Should This Become the Norm?
Yes—with Caution.
This model works when:
- There is a strong strategic partnership between HR and tech
- AI is used not just for automation, but for augmentation
- The culture can support continuous redesign, not just efficiency
But this should not become a default template for all organizations. In labor-intensive industries, small firms, or deeply relational workplaces (e.g., education, elder care), this merger may create cultural fragmentation or reduce psychological safety.
Should Others Follow?
Yes—but not blindly.
This convergence model works when:
- AI is mature enough to handle back-end automation
- The leadership has a systems-thinking mindset
- The culture values coherence over control
It may not be ideal in:
- Labor-intensive sectors with deep specialization (e.g., hospitals, legal firms)
- Cultures that prize hierarchy and clear roles
- Organizations with weak digital maturity
But for high-growth, innovation-led companies, this fusion of HR, Tech, and Marketing could become the new operating model.
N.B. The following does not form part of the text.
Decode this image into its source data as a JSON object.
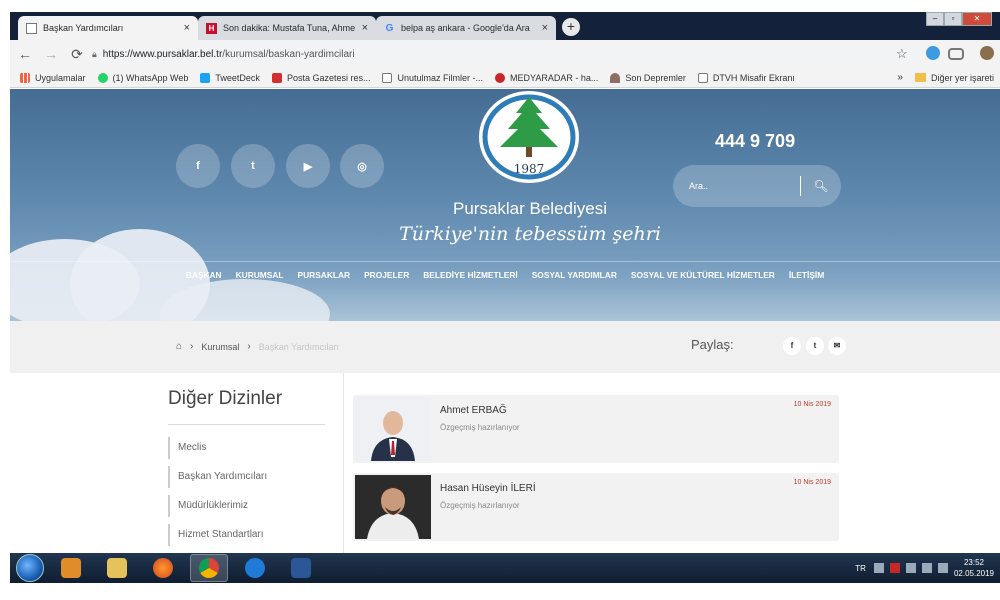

The Bigger Picture: Designing the Org as a System
What Moderna has done is not just restructure—it has re-coded the organization. Departments are no longer fortresses. They are capabilities that fluidly connect, powered by AI, governed by ethics, and animated by human creativity.
The future is not about hiring for roles. It’s about assembling multidisciplinary teams around problems—and giving them the tools to evolve in real time. My prediction: In the medium term expect to see Marketing become a part of HR.
Don’t ask, “Should we merge Tech, HR, and Marketing?“
Instead ask, “What could thrive outside of a silo!”